From the exhibition “Utopias and Visions 1871–1981”
Utopias and Visions 1871–1981, 1971 Photo: Erik Cornelius/Moderna Museet
Concert in the geodesic dome
Utopias and Visions 1871–1981, 1971 Photo: Erik Cornelius/Moderna Museet


Recent decades have seen an increase of research in fields such as exhibition history and the role of the curator. One consequence of this is the continuous stream of requests from researchers in Sweden and elsewhere for access to the Moderna Museet archives and collection.

Initially research focused on the legendary formative years of Hultén’s curatorial practices, but interest has now entered a new phase, with several exhaustive studies and dissertations providing in-depth analyses of his later activities and his extensive network of contacts. One of the most recent publications which have cast light onto this renowned museum curator is journalist and author Claes Britton’s book “Pontus Hultén. Den moderna konstens anförare. En biografi” published by Albert Bonniers Förlag in 2022.

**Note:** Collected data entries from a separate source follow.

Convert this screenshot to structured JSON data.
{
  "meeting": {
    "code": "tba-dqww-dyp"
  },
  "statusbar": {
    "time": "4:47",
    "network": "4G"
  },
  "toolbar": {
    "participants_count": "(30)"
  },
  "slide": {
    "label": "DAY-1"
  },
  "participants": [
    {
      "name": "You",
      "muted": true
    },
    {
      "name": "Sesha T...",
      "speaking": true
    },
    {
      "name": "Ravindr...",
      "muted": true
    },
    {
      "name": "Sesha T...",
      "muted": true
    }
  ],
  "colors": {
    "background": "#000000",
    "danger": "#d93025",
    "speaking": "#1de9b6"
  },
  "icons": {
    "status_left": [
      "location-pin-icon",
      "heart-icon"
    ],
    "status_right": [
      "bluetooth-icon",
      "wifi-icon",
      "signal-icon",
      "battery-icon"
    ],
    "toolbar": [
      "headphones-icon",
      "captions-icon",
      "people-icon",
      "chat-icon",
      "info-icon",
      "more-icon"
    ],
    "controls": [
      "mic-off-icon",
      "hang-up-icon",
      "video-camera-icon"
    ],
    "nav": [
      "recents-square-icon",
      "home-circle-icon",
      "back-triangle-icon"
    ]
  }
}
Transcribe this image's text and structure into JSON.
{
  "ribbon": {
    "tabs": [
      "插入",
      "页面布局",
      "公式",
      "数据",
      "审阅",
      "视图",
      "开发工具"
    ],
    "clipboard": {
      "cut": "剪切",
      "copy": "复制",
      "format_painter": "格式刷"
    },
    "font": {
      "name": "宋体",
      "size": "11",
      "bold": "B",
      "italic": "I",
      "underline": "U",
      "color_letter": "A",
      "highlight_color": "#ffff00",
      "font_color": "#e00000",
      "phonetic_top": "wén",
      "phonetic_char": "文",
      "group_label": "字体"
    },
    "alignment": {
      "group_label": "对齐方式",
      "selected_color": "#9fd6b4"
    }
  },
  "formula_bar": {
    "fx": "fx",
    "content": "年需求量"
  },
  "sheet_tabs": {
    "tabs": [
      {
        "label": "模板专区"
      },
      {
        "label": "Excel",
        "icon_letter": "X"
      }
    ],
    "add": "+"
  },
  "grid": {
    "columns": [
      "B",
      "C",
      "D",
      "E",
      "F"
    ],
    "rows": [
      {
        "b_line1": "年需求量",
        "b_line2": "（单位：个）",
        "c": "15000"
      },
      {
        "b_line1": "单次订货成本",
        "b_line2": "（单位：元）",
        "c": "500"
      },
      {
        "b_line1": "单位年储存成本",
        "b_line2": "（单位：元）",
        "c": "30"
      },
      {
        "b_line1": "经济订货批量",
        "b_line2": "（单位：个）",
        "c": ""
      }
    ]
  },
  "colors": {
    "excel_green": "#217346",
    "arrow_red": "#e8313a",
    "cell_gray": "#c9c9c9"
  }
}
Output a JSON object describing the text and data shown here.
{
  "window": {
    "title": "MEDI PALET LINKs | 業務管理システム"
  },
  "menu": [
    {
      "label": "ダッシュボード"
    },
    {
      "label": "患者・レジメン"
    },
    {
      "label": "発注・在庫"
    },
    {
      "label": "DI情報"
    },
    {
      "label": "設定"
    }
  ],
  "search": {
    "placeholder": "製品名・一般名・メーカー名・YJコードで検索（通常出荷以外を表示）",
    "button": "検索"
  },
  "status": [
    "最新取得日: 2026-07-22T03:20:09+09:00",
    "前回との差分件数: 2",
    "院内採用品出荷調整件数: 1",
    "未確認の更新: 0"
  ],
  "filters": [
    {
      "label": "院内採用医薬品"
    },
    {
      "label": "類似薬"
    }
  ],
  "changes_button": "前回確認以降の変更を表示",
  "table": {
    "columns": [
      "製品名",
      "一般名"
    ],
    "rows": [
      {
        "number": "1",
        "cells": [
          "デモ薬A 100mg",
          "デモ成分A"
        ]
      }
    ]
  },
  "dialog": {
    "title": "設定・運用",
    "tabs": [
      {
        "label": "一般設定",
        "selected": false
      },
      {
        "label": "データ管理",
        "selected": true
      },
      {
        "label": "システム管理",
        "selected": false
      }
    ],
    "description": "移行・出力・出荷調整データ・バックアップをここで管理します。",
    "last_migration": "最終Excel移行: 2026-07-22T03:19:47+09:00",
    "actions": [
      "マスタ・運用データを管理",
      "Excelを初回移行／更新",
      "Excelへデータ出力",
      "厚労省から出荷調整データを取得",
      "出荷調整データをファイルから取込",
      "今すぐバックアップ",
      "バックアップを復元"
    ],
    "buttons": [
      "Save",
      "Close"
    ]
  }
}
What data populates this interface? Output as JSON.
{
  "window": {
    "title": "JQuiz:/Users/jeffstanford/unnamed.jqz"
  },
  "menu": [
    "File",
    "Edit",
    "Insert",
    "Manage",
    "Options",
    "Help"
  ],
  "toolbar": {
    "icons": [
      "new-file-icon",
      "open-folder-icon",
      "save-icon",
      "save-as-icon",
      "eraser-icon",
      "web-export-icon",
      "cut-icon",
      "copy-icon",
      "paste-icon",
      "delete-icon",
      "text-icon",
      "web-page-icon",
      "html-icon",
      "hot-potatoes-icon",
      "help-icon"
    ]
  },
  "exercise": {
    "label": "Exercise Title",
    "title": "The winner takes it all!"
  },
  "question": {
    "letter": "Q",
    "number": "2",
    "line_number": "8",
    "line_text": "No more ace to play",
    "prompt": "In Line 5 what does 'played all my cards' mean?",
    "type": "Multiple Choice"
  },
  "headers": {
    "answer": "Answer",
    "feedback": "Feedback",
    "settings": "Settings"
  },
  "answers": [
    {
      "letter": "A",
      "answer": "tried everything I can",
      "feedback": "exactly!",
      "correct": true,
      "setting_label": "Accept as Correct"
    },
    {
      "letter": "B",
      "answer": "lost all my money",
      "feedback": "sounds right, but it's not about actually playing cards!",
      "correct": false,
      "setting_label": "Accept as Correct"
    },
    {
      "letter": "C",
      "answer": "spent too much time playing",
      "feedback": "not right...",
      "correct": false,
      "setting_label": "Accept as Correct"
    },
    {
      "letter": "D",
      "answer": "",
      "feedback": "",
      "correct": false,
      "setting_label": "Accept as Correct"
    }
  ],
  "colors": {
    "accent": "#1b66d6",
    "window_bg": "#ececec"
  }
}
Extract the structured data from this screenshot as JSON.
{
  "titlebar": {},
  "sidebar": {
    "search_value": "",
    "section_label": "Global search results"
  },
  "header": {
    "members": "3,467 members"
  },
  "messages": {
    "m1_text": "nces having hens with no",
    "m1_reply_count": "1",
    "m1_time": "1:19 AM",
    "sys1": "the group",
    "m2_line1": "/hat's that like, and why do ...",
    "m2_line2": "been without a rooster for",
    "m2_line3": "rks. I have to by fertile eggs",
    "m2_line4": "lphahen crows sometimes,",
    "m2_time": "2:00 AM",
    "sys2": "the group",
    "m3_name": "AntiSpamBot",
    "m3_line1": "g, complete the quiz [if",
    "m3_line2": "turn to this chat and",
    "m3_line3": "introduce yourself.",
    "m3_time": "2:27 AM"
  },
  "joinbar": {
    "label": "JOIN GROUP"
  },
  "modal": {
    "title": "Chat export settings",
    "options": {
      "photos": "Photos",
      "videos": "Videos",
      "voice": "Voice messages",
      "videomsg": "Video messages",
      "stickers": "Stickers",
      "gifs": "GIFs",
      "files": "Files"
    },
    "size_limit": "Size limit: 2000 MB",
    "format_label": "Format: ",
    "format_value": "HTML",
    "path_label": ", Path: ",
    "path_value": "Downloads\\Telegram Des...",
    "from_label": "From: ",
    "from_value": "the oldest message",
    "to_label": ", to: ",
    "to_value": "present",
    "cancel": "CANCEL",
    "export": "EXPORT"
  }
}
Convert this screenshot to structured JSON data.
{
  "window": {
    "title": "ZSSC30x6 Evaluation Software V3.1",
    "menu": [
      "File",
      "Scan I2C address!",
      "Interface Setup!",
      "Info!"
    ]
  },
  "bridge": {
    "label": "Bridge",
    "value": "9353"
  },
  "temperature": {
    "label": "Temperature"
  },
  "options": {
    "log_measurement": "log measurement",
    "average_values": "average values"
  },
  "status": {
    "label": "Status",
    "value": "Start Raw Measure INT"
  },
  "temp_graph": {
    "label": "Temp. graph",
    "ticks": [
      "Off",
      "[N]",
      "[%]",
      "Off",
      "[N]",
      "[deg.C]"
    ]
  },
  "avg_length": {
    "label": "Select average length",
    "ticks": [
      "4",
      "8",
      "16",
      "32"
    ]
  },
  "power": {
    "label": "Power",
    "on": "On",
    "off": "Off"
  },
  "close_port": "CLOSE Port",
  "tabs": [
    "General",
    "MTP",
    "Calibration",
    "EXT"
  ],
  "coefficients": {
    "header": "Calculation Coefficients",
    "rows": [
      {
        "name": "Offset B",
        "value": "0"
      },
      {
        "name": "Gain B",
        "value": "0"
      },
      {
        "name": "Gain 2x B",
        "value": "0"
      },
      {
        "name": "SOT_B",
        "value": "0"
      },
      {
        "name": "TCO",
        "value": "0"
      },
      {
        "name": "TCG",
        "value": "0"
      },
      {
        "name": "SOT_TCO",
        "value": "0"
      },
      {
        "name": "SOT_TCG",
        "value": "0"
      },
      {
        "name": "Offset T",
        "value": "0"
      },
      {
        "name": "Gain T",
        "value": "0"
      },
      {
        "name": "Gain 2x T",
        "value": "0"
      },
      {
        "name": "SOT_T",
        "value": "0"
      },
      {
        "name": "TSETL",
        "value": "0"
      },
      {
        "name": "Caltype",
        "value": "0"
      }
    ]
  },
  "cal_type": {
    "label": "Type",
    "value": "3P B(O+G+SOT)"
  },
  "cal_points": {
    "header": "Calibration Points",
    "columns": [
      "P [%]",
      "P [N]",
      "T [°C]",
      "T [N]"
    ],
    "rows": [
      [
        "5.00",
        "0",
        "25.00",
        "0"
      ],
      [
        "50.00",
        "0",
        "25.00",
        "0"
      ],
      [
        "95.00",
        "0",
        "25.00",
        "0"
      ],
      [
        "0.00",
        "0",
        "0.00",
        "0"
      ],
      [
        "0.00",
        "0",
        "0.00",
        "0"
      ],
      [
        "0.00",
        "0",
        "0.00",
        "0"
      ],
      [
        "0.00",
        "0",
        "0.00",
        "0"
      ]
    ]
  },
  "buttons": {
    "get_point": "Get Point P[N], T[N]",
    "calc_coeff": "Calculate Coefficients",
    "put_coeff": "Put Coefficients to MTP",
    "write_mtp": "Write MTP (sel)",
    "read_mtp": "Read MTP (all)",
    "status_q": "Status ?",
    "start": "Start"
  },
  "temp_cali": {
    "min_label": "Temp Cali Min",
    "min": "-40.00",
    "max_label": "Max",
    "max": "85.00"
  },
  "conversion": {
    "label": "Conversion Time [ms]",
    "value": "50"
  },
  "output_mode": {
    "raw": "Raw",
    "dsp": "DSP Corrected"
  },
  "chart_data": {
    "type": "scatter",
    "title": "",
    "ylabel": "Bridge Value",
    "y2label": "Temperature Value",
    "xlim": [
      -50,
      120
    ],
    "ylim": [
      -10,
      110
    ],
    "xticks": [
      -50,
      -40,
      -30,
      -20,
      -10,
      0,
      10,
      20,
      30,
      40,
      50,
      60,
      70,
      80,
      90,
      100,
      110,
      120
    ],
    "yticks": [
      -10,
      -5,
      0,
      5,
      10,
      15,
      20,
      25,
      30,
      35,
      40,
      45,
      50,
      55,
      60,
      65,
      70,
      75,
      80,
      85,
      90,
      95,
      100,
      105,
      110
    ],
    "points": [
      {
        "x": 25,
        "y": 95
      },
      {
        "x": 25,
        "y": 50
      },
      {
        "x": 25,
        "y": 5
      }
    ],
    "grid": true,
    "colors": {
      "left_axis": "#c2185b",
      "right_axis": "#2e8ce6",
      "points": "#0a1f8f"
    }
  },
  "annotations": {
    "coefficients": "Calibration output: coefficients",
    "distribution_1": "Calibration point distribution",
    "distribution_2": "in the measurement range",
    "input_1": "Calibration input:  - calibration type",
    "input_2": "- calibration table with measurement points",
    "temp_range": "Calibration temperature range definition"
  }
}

Moderna Museet has managed the project Pontus Hultén and Moderna Museet – research and learning, based on an art collection, an archive and a library. This project has resulted in a number of symposiums, programmes and two publications: “Pontus Hultén and Moderna Museet. The Formative Years” (2017), and “Pontus Hultén and Moderna Museet. From Stockholm To Paris” (2022).

Pontus Hultén

Pontus Hultén (1924–2006) worked with Moderna Museet from 1958 to 1973. His international network of contacts enabled him to build a unique collection of modern art during his time as the director of the museum. With exhibitions such as “Movement in Art” (1961), “She – A cathedral” (1966) and “Andy Warhol” (1968); as well as an experimental programme of activities, ranging from performance art to film and contemporary music, Hultén cemented the museum’s reputation as a trailblazer, pioneering what a modern art museum can be.

When he was appointed as the director of the National Museum of Modern Art at the Centre Georges Pompidou in Paris, he took his experiences from Moderna Museet with him, and he remained there until 1981. Later on he enjoyed tenures of varying lengths in different senior positions at the Museum of Contemporary Art in Los Angeles, the Palazzo Grassi in Venice, the Kunst- und Ausstellungshalle der Bundesrepublik Deutschland in Bonn, and the Museum Jean Tinguely in Basel.

In parallel with his museum positions, he was commissioned to design and assume responsibility for the graduate school education at Institut des hautes études en arts plastiques (IHEAP) in Paris, which operated from 1988 to 1995. From 1997 Hultén worked on the planning of Vandalorum, a museum for art and design in Värnamo, Sweden, where he also curated the exhibition “The True History of the Vandals” in 2001.

In 2005 Hultén donated his collection of art and literature, as well as his own personal archive, that contains letters, notes, photographs and other material, to Moderna Museet.